1 cup raw wheat berries
5 cups water, divided
2 cups corn kernels (either fresh cut from the cob or frozen and thawed)
1/2 cup finely chopped celery
1/2 cup dried cherries
1/4 cup minced red onion
1/4 cup raspberry vinegar
2 Tbsp. olive oil
1 Tbsp. lemon juice
1 tsp. grated orange zest
Salt and fresh ground pepper to taste


  1. Rinse the wheat berries in a fine sieve. Place them in a bowl, and cover them with 2 cups of the water. Place the bowl of wheat berries in the refrigerator, and soak them overnight.

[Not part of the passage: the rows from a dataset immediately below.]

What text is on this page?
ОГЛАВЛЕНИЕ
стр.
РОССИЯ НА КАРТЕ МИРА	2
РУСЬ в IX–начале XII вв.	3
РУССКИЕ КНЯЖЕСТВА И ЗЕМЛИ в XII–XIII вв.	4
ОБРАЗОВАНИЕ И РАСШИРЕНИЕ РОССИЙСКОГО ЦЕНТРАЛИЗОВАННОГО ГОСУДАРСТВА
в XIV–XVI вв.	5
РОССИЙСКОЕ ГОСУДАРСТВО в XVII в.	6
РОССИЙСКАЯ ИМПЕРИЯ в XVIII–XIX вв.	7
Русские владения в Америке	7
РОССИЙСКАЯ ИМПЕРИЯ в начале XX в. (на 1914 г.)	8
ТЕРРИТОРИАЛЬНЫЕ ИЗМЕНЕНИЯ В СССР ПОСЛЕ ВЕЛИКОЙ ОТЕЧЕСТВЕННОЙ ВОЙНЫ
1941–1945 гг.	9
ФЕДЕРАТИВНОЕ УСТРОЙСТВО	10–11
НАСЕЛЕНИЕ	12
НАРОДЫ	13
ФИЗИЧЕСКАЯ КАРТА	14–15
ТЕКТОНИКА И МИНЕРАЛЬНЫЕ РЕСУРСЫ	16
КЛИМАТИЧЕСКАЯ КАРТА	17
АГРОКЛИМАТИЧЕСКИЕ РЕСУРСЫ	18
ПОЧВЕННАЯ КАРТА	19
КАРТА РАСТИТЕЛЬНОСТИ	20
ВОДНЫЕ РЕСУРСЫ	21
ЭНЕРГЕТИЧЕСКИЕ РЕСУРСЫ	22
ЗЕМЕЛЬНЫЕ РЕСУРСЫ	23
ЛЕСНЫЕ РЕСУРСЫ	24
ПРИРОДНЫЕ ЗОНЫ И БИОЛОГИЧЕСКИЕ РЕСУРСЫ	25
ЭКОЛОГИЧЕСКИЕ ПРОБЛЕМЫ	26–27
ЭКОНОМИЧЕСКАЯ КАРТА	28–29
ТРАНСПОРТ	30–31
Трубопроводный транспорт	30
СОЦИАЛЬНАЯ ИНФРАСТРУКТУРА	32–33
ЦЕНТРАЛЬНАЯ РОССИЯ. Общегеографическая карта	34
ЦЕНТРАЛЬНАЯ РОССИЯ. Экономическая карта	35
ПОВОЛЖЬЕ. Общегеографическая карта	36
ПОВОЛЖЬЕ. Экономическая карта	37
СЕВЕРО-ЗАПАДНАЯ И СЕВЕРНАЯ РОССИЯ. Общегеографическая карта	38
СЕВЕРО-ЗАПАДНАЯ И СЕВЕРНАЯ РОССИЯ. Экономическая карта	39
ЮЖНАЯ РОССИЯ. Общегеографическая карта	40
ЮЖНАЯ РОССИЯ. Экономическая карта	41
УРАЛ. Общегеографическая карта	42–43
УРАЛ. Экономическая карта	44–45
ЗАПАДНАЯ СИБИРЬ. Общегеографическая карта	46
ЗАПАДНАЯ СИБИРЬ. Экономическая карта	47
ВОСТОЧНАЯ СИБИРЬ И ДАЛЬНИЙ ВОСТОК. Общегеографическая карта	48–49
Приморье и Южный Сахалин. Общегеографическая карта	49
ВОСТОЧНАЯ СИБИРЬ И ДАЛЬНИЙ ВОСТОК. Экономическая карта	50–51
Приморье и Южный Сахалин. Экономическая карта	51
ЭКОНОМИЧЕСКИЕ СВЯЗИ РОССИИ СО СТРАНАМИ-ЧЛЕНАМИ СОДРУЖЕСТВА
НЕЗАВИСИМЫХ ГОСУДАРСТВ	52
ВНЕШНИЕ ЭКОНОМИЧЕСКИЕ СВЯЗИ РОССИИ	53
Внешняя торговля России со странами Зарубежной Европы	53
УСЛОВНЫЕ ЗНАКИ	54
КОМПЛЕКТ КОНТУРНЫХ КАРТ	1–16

  2. Drain the wheat berries, and rinse them again. Bring the remaining 3 cups of water to a boil. Add the wheat berries, cover, and reduce the heat to low. Cook for 1 hour, until the wheat berries are tender.
  3. Combine the wheat berries with the remaining ingredients for the salad.
  4. Whisk together the dressing ingredients and pour over the salad. Cover and refrigerate 1 hour before serving.